Como complemento, vale destacar que há um vilão a ser enfrentado, um homem que quer (quer mesmo?) os manuscritos não publicados de Scott. Há a irmã de Lisey, Amanda, que sofre de um problema similar ao de Scott. E há uma espécie de jogo, uma didiva, para usar o termo do livro, deixada por Scott para que sua viúva encontrasse e pudesse entender como seguir adiante sem ele. Os toques sobrenaturais são apenas isso, passagens que ajudam um pouco a completar a história. Mas tentem não se deixar levar ao pé da letra por nada. Como eu, enxerguem as metáforas. Aposto que a riqueza da história vai ficar maior para vocês. E entendam o mundo sombrio de Scott como o mundo que cada um de vocês também têm.

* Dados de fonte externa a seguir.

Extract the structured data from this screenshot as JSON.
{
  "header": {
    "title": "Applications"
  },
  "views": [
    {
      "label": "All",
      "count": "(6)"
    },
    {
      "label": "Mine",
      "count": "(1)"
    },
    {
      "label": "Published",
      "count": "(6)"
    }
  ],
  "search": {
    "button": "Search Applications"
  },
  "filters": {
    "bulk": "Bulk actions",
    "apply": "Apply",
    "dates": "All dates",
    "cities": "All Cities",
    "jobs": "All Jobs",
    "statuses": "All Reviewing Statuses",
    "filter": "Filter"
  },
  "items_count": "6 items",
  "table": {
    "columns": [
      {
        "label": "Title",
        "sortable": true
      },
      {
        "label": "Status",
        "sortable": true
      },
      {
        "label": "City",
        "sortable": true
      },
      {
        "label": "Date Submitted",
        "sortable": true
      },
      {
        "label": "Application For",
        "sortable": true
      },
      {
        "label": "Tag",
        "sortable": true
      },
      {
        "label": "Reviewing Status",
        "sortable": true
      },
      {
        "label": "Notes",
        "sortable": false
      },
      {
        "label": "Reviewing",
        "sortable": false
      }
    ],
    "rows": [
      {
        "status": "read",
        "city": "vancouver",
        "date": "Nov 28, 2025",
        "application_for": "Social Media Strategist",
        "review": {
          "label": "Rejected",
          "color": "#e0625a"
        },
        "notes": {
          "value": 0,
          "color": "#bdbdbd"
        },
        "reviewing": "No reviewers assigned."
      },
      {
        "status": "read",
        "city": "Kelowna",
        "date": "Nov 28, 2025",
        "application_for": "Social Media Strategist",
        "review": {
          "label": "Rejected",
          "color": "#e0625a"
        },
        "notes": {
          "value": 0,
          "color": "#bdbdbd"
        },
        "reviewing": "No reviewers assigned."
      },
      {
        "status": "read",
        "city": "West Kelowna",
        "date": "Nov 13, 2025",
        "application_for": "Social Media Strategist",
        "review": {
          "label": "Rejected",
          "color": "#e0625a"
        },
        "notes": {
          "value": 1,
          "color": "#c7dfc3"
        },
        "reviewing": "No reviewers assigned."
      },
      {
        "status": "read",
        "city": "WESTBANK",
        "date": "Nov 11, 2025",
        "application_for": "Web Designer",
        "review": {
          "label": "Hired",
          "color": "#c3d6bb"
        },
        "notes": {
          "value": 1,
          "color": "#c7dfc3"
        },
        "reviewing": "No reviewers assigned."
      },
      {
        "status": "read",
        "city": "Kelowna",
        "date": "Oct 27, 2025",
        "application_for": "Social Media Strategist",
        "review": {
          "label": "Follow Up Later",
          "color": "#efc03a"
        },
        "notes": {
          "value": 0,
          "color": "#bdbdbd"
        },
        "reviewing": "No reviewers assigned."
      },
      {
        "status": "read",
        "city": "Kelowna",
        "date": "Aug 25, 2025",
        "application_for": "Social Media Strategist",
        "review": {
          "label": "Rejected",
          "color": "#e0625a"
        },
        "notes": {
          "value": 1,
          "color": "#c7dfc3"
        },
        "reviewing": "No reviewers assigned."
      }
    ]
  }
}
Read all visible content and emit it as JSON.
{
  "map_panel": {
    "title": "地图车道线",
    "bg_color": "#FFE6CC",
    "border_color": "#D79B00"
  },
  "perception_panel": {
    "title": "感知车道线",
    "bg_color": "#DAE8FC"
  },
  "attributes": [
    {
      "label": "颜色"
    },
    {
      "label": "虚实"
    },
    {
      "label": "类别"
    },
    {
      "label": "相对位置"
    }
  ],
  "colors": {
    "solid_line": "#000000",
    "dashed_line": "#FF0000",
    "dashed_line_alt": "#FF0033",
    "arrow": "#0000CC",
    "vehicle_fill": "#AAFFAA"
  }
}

Apontado por Stephen King como seu livro favorito, A História de Lisey tem muito da intimidade de um autor de sucesso, talvez inúmeros traços autobiográficos, e sua relação de amor com a esposa. É uma poderosa história sobre relações humanas como poucas vezes li. E tem a vantagem de ser narrada por aquele que considero um dos maiores contadores de histórias do mundo.
Porque a forma como Stephen King nos transporta para suas tramas, nos faz íntimos de seus personagens e captura nossa atenção a partir das mais corriqueiras cenas é deliciosa. Ele sabe como poucos nos envolver na sua narrativa. E A História de Lisey é isso. É nos envolvermos com a história de uma mulher, forte, apaixonada, um pouco assustada, e que ainda carrega uma imensa saudade do seu companheiro. É entender muito do passado, superar uma ausência (superar, jamais esquecer) e olhar para a frente.
Um tanto quanto ignorado ou posto em segundo plano pelos leitores, Love – A História de Lisey é um dos melhores livros de Stephen King. Merece tranquilamente o Top 5. Mas merece ser lido com calma, sem pressa e sem expectativa de sustos ou cenas de gelar a espinha. Trata-se de um drama com toques de sobrenatural. Uma história de amor, de um casamento e de um escritor atormentado. Mas sobretudo, a história de Lisey e os caminhos tenebrosos da imaginação.